As a third characteristic Mr. Compton-Rickett cites the faculty for pictorial suggestion. With Collins, “scenic effects are no mere background, but an integral part of the story."

Thus the supernatural element in “Armadale” revolves round a series of dream pictures; and even a sunset on the Norfolk Broads and the slanting rain of a passing storm are organic elements in the
plot. The most dramatic scene in “No Name," where the heroine, Magdalen, meditates suicide, is presented in pictorial form—and peculiarly vivid pictorial form. . . . Whatever the subject, rarely
does Collins fail to paint his scene without the telling economy of the genuine artist.

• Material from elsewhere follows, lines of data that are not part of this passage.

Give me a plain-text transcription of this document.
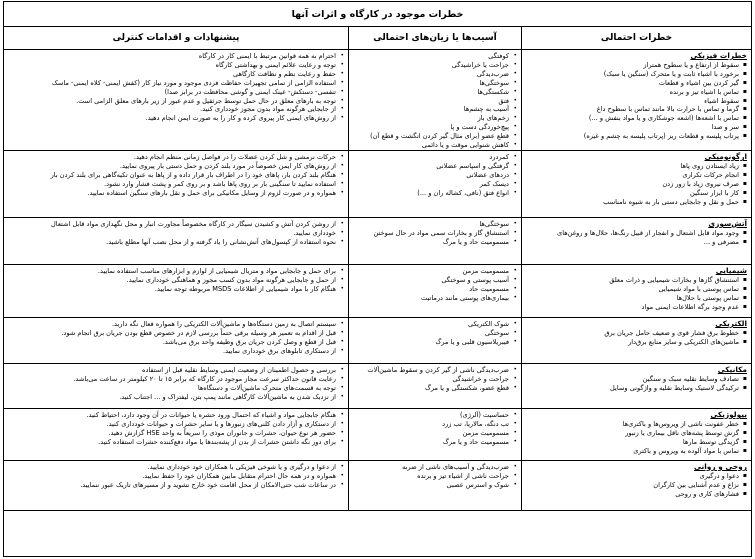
خطرات موجود در کارگاه و اثرات آنها
خطرات احتمالی
آسیب‌ها یا زیان‌های احتمالی
پیشنهادات و اقدامات کنترلی
خطرات فیزیکی
▪ سقوط از ارتفاع و یا سطوح همتراز
▪ برخورد با اشیاء ثابت و یا متحرک (سنگین یا سبک)
▪ گیر کردن بین اشیاء و قطعات
▪ تماس با اشیاء تیز و برنده
▪ سقوط اشیاء
▪ گرما و تماس با حرارت بالا مانند تماس با سطوح داغ
▪ تماس با اشعه‌ها (اشعه جوشکاری و یا مواد بنفش و ...)
▪ سر و صدا
▪ پرتاب پلیسه و قطعات ریز (پرتاب پلیسه به چشم و غیره)
• کوفتگی
• جراحت یا خراشیدگی
• ضرب‌دیدگی
• سوختگی‌ها
• شکستگی‌ها
• فتق
• آسیب به چشم‌ها
• زخم‌های باز
• پیچ‌خوردگی دست و پا
• قطع عضو (برای مثال گیر کردن انگشت و قطع آن)
• کاهش شنوایی موقت و یا دائمی
•
• احترام به همه قوانین مرتبط با ایمنی کار در کارگاه
• توجه و رعایت علائم ایمنی و بهداشتی کارگاه
• حفظ و رعایت نظم و نظافت کارگاهی
• استفاده الزامی از تمامی تجهیزات حفاظت فردی موجود و مورد نیاز کار (کفش ایمنی- کلاه ایمنی- ماسک
• تنفسی- دستکش- عینک ایمنی و گوشی محافظت در برابر صدا)
• توجه به بارهای معلق در حال حمل توسط جرثقیل و عدم عبور از زیر بارهای معلق الزامی است.
• از جابجایی هرگونه مواد بدون مجوز خودداری کنید.
• از روش‌های ایمنی کار پیروی کرده و کار را به صورت ایمن انجام دهید.
ارگونومیکی
▪ زیاد ایستادن روی پاها
▪ انجام حرکات تکراری
▪ صرف نیروی زیاد با زور زدن
▪ کار با ابزار سنگین
▪ حمل و نقل و جابجایی دستی بار به شیوه نامناسب
• کمردرد
• گرفتگی و اسپاسم عضلانی
• دردهای عضلانی
• دیسک کمر
• انواع فتق (نافی، کشاله ران و ...)
• حرکات نرمشی و شل کردن عضلات را در فواصل زمانی منظم انجام دهید.
• از روش‌های کار ایمن خصوصاً در مورد بلند کردن و حمل دستی بار پیروی نمایید.
• هنگام بلند کردن بار، پاهای خود را در اطراف بار قرار داده و از پاها به عنوان تکیه‌گاهی برای بلند کردن بار
• استفاده نمایید تا سنگینی بار بر روی پاها باشد و بر روی کمر و پشت فشار وارد نشود.
• همواره و در صورت لزوم از وسایل مکانیکی برای حمل و نقل بارهای سنگین استفاده نمایید.
آتش‌سوزی
▪ وجود مواد قابل اشتعال و انفجار از قبیل رنگ‌ها، حلال‌ها و روغن‌های
▪ مصرفی و ...
• سوختگی‌ها
• استنشاق گاز و بخارات سمی مواد در حال سوختن
• مسمومیت حاد و یا مرگ
• از روشن کردن آتش و کشیدن سیگار در کارگاه مخصوصاً مجاورت انبار و محل نگهداری مواد قابل اشتعال
• خودداری نمایید.
• نحوه استفاده از کپسول‌های آتش‌نشانی را یاد گرفته و از محل نصب آنها مطلع باشید.
شیمیایی
▪ استنشاق گازها و بخارات شیمیایی و ذرات معلق
▪ تماس پوستی با مواد شیمیایی
▪ تماس پوستی با حلال‌ها
▪ عدم وجود برگه اطلاعات ایمنی مواد
• مسمومیت مزمن
• آسیب پوستی و سوختگی
• مسمومیت حاد
• بیماری‌های پوستی مانند درماتیت
• برای حمل و جابجایی مواد و متریال شیمیایی از لوازم و ابزارهای مناسب استفاده نمایید.
• از حمل و جابجایی هرگونه مواد بدون کسب مجوز و هماهنگی خودداری نمایید.
• هنگام کار با مواد شیمیایی از اطلاعات MSDS مربوطه توجه نمایید.
الکتریکی
▪ خطوط برق فشار قوی و ضعیف حامل جریان برق
▪ ماشین‌های الکتریکی و سایر منابع برق‌دار
• شوک الکتریکی
• سوختگی
• فیبریلاسیون قلبی و یا مرگ
• سیستم اتصال به زمین دستگاه‌ها و ماشین‌آلات الکتریکی را همواره فعال نگه دارید.
• قبل از اقدام به تعمیر هر وسیله برقی حتماً بررسی لازم در خصوص قطع بودن جریان برق انجام شود.
• قبل از قطع و وصل کردن جریان برق وظیفه واحد برق می‌باشد.
• از دستکاری تابلوهای برق خودداری نمایید.
مکانیکی
▪ تصادف وسایط نقلیه سبک و سنگین
▪ ترکیدگی لاستیک وسایط نقلیه و واژگونی وسایل
• ضرب‌دیدگی ناشی از گیر کردن و سقوط ماشین‌آلات
• جراحت و خراشیدگی
• قطع عضو، شکستگی و یا مرگ
• بررسی و حصول اطمینان از وضعیت ایمنی وسایط نقلیه قبل از استفاده
• رعایت قانون حداکثر سرعت مجاز موجود در کارگاه که برابر ۱۵ تا ۲۰ کیلومتر در ساعت می‌باشد.
• توجه به قسمت‌های متحرک ماشین‌آلات و دستگاه‌ها
• از نزدیک شدن به ماشین‌آلات کارگاهی مانند پمپ بتن، لیفتراک و ... اجتناب کنید.
بیولوژیکی
▪ خطر عفونت ناشی از ویروس‌ها و باکتری‌ها
▪ گزش توسط پشه‌های ناقل بیماری یا زنبور
▪ گزیدگی توسط مارها
▪ تماس با مواد آلوده به ویروس و باکتری
• حساسیت (آلرژی)
• تب دنگه، مالاریا، تب زرد
• مسمومیت مزمن
• مسمومیت حاد و یا مرگ
• هنگام جابجایی مواد و اشیاء که احتمال ورود حشره یا حیوانات در آن وجود دارد، احتیاط کنید.
• از دستکاری و آزار دادن کلنی‌های زنبورها و یا سایر حشرات و حیوانات خودداری کنید.
• حضور هر نوع حیوان، حشرات و جانوران موذی را سریعاً به واحد HSE گزارش دهید.
• برای دور نگه داشتن حشرات از بدن از پشه‌بندها یا مواد دفع‌کننده حشرات استفاده کنید.
روحی و روانی
▪ دعوا و درگیری
▪ نزاع و عدم آشنایی بین کارگران
▪ فشارهای کاری و روحی
• ضرب‌دیدگی و آسیب‌های ناشی از ضربه
• جراحت ناشی از اشیاء تیز و برنده
• شوک و استرس عصبی
• از دعوا و درگیری و یا شوخی فیزیکی با همکاران خود خودداری نمایید.
• همواره و در همه حال احترام متقابل مابین همکاران خود را حفظ نمایید.
• در ساعات شب حتی‌الامکان از محل اقامت خود خارج نشوید و از مسیرهای تاریک عبور ننمایید.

Having achieved a high reputation, “the strain of maintaining it proved too much for the author. Always somewhat of an invalid, his health became worse, and the effort to interest is at times only too obvious.” But, says his critic, “even were we to put aside all the later work and rest Collins’s reputation upon some half-dozen of his early books, there is sufficient here to entitle him to a distinguished place among the novelists of the age. Mr. Thomas Hardy wrote of him:

He probably stands first, in England, as a constructor of novels of complicated action, that depend for their interest on the incidents themselves and not on character. Yet while he was writing
he was scandalously ridiculed by the same critical papers that twenty years afterward praised second rate imitations of his methods.

Of the personality of the novelist, Mr. Watts-Dunton, who knew him very well, says: “He was the sweetest-tempered literary man I have ever met; without a spark of envy in his nature, and modest to a degree.” Not the least tribute to Collins’s powers is to be found in the many imitations that his works have evoked.